Corie is a recent graduate of the Reich College of Education, having received her master's degree in middle grades education with a language arts concentration. She currently works for East Forsyth Middle School as a sixth grade science teacher. Hailing from Waldorf, Maryland, Corie graduated with her bachelor's degree in elementary education from Winston-Salem State University in 2010. After beginning her teaching career, she decided to work towards her master's degree.
"Many of my teacher colleagues were graduates of the Reich College of Education and encouraged me to apply," explained Corie. "The hybrid mix of distance education and face-to-face education provided an excellent balance for this working teacher and mom."
Corie is a member of the Cratis D. Williams Society, captain of the EFMS Racing Ravens for a Cure team, and chairperson of the social committee at her school. In her spare time, Corie reads and travels. She also loves spending time with her husband, Guy, and children, Kelsey (21) and Carter (17). She is currently pursuing her AIG Certification from Duke University.
We got the opportunity to speak with Corie about her passion for teaching, her advice for future students, and her experiences in the College.
What is the most valuable lesson you learned in the Reich College of Education?
"I learned the importance of forging both personal and professional relationships.
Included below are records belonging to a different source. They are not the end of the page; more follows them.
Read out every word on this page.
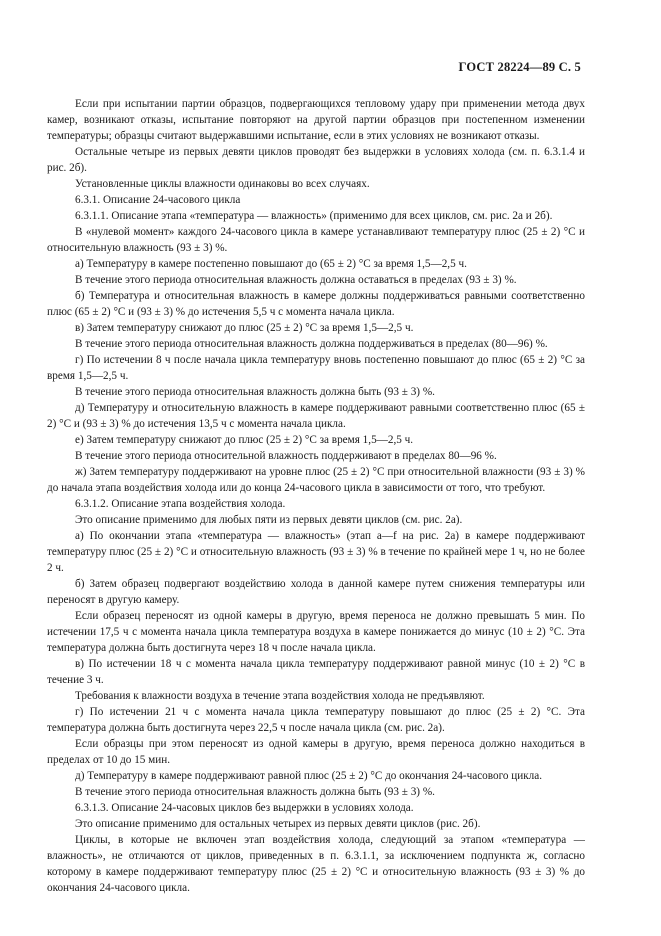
ГОСТ 28224—89 С. 5

Если при испытании партии образцов, подвергающихся тепловому удару при применении метода двух камер, возникают отказы, испытание повторяют на другой партии образцов при постепенном изменении температуры; образцы считают выдержавшими испытание, если в этих условиях не возникают отказы.

Остальные четыре из первых девяти циклов проводят без выдержки в условиях холода (см. п. 6.3.1.4 и рис. 2б).

Установленные циклы влажности одинаковы во всех случаях.

6.3.1. Описание 24-часового цикла

6.3.1.1. Описание этапа «температура — влажность» (применимо для всех циклов, см. рис. 2а и 2б).

В «нулевой момент» каждого 24-часового цикла в камере устанавливают температуру плюс (25 ± 2) °С и относительную влажность (93 ± 3) %.

а) Температуру в камере постепенно повышают до (65 ± 2) °С за время 1,5—2,5 ч.

В течение этого периода относительная влажность должна оставаться в пределах (93 ± 3) %.

б) Температура и относительная влажность в камере должны поддерживаться равными соответственно плюс (65 ± 2) °С и (93 ± 3) % до истечения 5,5 ч с момента начала цикла.

в) Затем температуру снижают до плюс (25 ± 2) °С за время 1,5—2,5 ч.

В течение этого периода относительная влажность должна поддерживаться в пределах (80—96) %.

г) По истечении 8 ч после начала цикла температуру вновь постепенно повышают до плюс (65 ± 2) °С за время 1,5—2,5 ч.

В течение этого периода относительная влажность должна быть (93 ± 3) %.

д) Температуру и относительную влажность в камере поддерживают равными соответственно плюс (65 ± 2) °С и (93 ± 3) % до истечения 13,5 ч с момента начала цикла.

е) Затем температуру снижают до плюс (25 ± 2) °С за время 1,5—2,5 ч.

В течение этого периода относительной влажность поддерживают в пределах 80—96 %.

ж) Затем температуру поддерживают на уровне плюс (25 ± 2) °С при относительной влажности (93 ± 3) % до начала этапа воздействия холода или до конца 24-часового цикла в зависимости от того, что требуют.

6.3.1.2. Описание этапа воздействия холода.

Это описание применимо для любых пяти из первых девяти циклов (см. рис. 2а).

а) По окончании этапа «температура — влажность» (этап a—f на рис. 2а) в камере поддерживают температуру плюс (25 ± 2) °С и относительную влажность (93 ± 3) % в течение по крайней мере 1 ч, но не более 2 ч.

б) Затем образец подвергают воздействию холода в данной камере путем снижения температуры или переносят в другую камеру.

Если образец переносят из одной камеры в другую, время переноса не должно превышать 5 мин. По истечении 17,5 ч с момента начала цикла температура воздуха в камере понижается до минус (10 ± 2) °С. Эта температура должна быть достигнута через 18 ч после начала цикла.

в) По истечении 18 ч с момента начала цикла температуру поддерживают равной минус (10 ± 2) °С в течение 3 ч.

Требования к влажности воздуха в течение этапа воздействия холода не предъявляют.

г) По истечении 21 ч с момента начала цикла температуру повышают до плюс (25 ± 2) °С. Эта температура должна быть достигнута через 22,5 ч после начала цикла (см. рис. 2а).

Если образцы при этом переносят из одной камеры в другую, время переноса должно находиться в пределах от 10 до 15 мин.

д) Температуру в камере поддерживают равной плюс (25 ± 2) °С до окончания 24-часового цикла.

В течение этого периода относительная влажность должна быть (93 ± 3) %.

6.3.1.3. Описание 24-часовых циклов без выдержки в условиях холода.

Это описание применимо для остальных четырех из первых девяти циклов (рис. 2б).

Циклы, в которые не включен этап воздействия холода, следующий за этапом «температура — влажность», не отличаются от циклов, приведенных в п. 6.3.1.1, за исключением подпункта ж, согласно которому в камере поддерживают температуру плюс (25 ± 2) °С и относительную влажность (93 ± 3) % до окончания 24-часового цикла.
My cohort members and professors showed me that being an educator is far more than just being a teacher. They assisted me with developing my educational philosophy, which has provided a catalyst for my teaching career."
What is your advice for current or future students in the Reich College of Education?
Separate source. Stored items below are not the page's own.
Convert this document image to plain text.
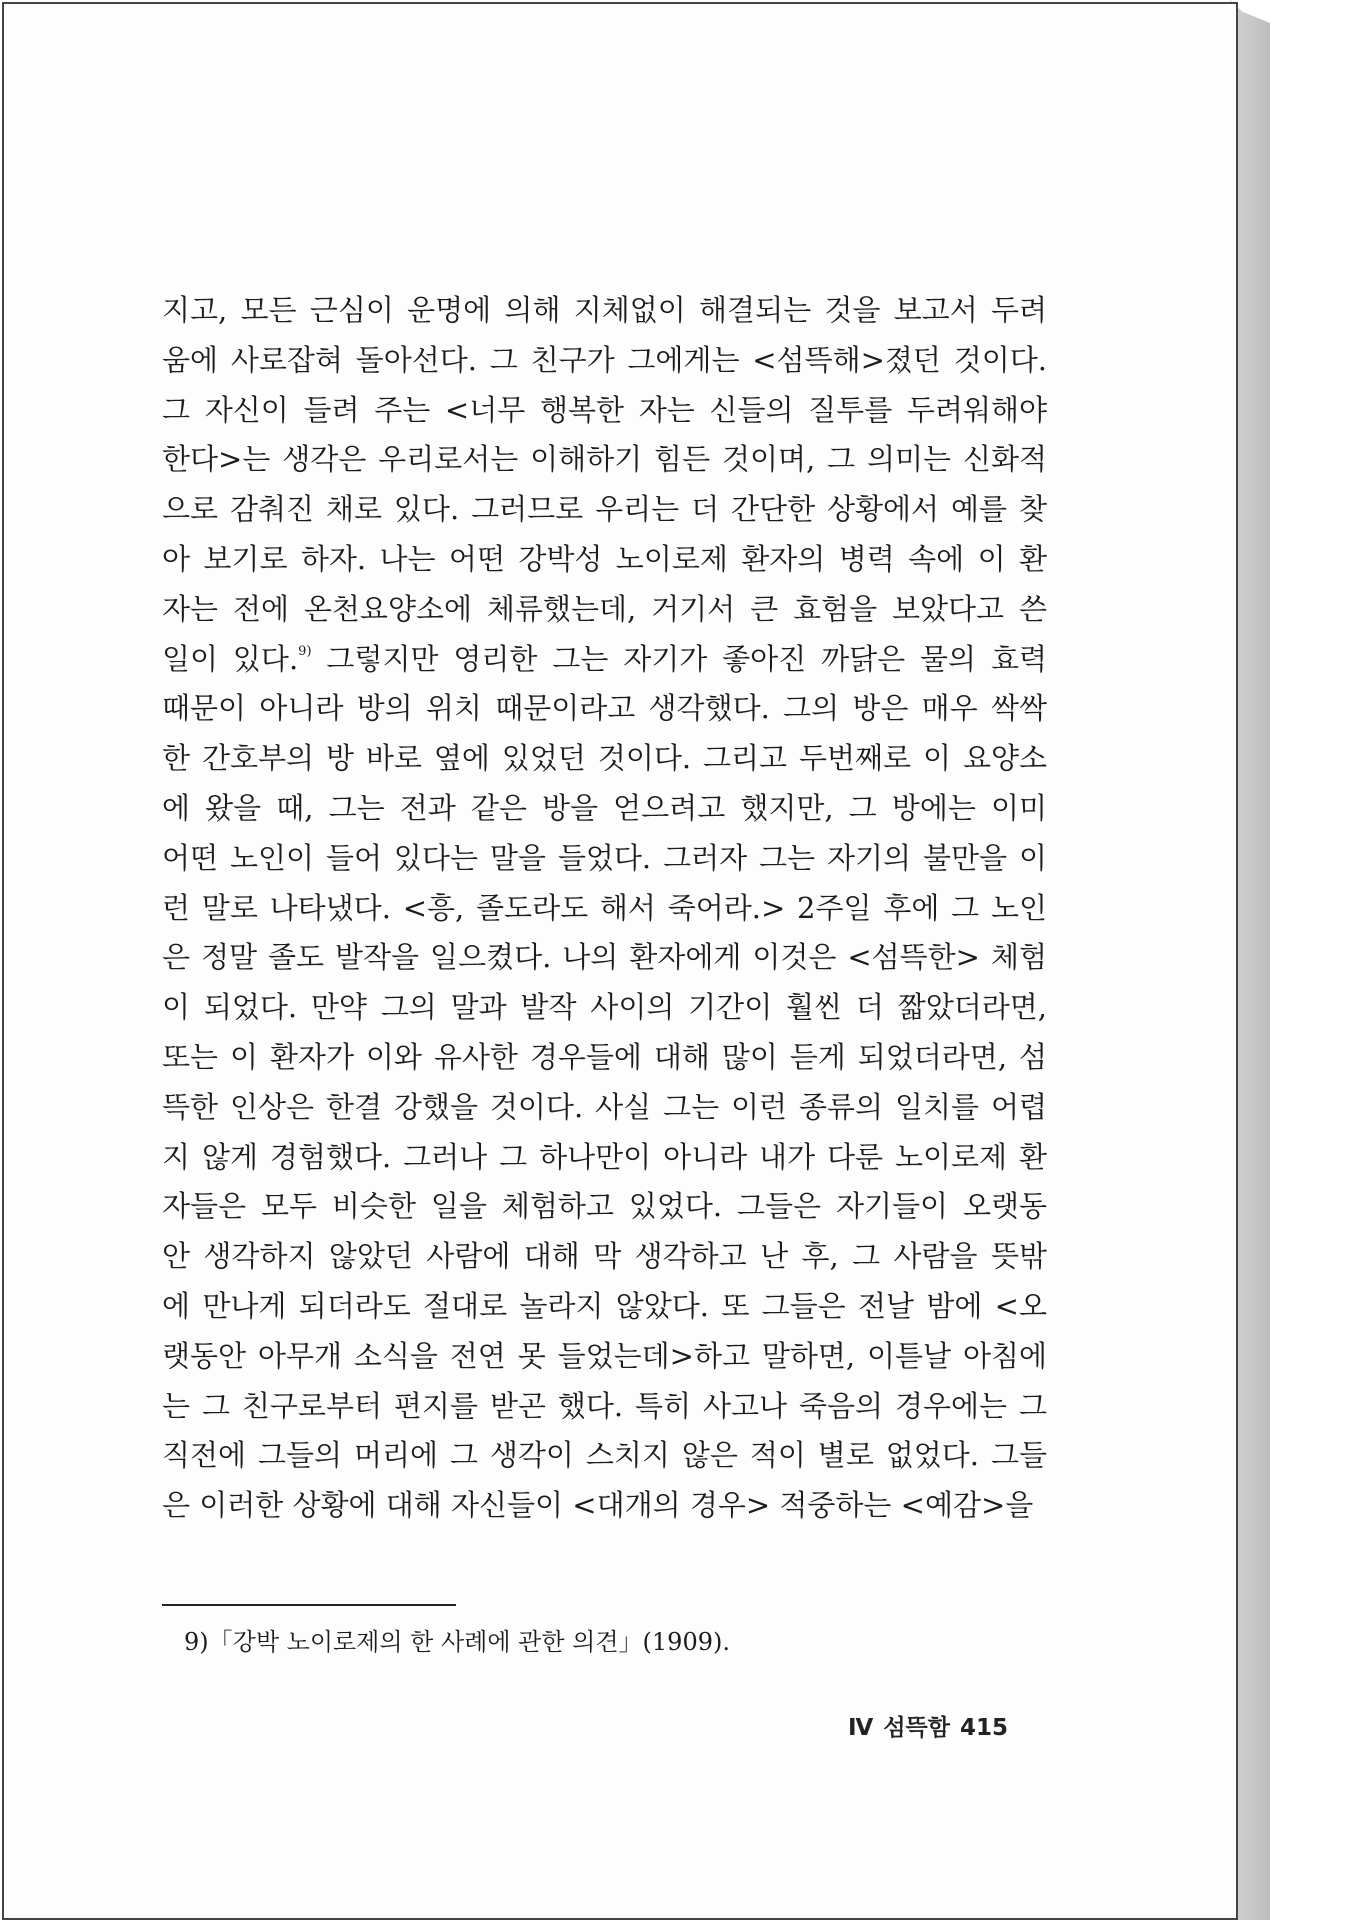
지고, 모든 근심이 운명에 의해 지체없이 해결되는 것을 보고서 두려
움에 사로잡혀 돌아선다. 그 친구가 그에게는 <섬뜩해>졌던 것이다.
그 자신이 들려 주는 <너무 행복한 자는 신들의 질투를 두려워해야
한다>는 생각은 우리로서는 이해하기 힘든 것이며, 그 의미는 신화적
으로 감춰진 채로 있다. 그러므로 우리는 더 간단한 상황에서 예를 찾
아 보기로 하자. 나는 어떤 강박성 노이로제 환자의 병력 속에 이 환
자는 전에 온천요양소에 체류했는데, 거기서 큰 효험을 보았다고 쓴
일이 있다.$^{9)}$ 그렇지만 영리한 그는 자기가 좋아진 까닭은 물의 효력
때문이 아니라 방의 위치 때문이라고 생각했다. 그의 방은 매우 싹싹
한 간호부의 방 바로 옆에 있었던 것이다. 그리고 두번째로 이 요양소
에 왔을 때, 그는 전과 같은 방을 얻으려고 했지만, 그 방에는 이미
어떤 노인이 들어 있다는 말을 들었다. 그러자 그는 자기의 불만을 이
런 말로 나타냈다. <흥, 졸도라도 해서 죽어라.> 2주일 후에 그 노인
은 정말 졸도 발작을 일으켰다. 나의 환자에게 이것은 <섬뜩한> 체험
이 되었다. 만약 그의 말과 발작 사이의 기간이 훨씬 더 짧았더라면,
또는 이 환자가 이와 유사한 경우들에 대해 많이 듣게 되었더라면, 섬
뜩한 인상은 한결 강했을 것이다. 사실 그는 이런 종류의 일치를 어렵
지 않게 경험했다. 그러나 그 하나만이 아니라 내가 다룬 노이로제 환
자들은 모두 비슷한 일을 체험하고 있었다. 그들은 자기들이 오랫동
안 생각하지 않았던 사람에 대해 막 생각하고 난 후, 그 사람을 뜻밖
에 만나게 되더라도 절대로 놀라지 않았다. 또 그들은 전날 밤에 <오
랫동안 아무개 소식을 전연 못 들었는데>하고 말하면, 이튿날 아침에
는 그 친구로부터 편지를 받곤 했다. 특히 사고나 죽음의 경우에는 그
직전에 그들의 머리에 그 생각이 스치지 않은 적이 별로 없었다. 그들
은 이러한 상황에 대해 자신들이 <대개의 경우> 적중하는 <예감>을
9)「강박 노이로제의 한 사례에 관한 의견」(1909).
Ⅳ 섬뜩함 415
"Attending Appalachian will prepare you to be the teacher you need to be today and the one that you will need to be in the future."
What was your favorite class or instructor in the College?
"Anything taught by Dr. Tracy Smith! Seriously, my favorite classes were CI 5550: Successful Schools for Young Adolescents and CI 5850: Middle Level Curriculum."
What has the "real world" taught you?
"Until graduate school, I really did not understand the specific needs of the adolescent learner. The Reich College of Education prepared me to be a "middle grades" educator, for which I am extremely grateful."
Why is education important to you?
"Being a lifelong learner is contagious! I want to be a role model for my students that education is important. I want to be the best teacher possible and if there is a course that can help me achieve that, I'm going to take it! I haven't ruled out going for a Ph.D in the future, but it will have to be at Appalachian!"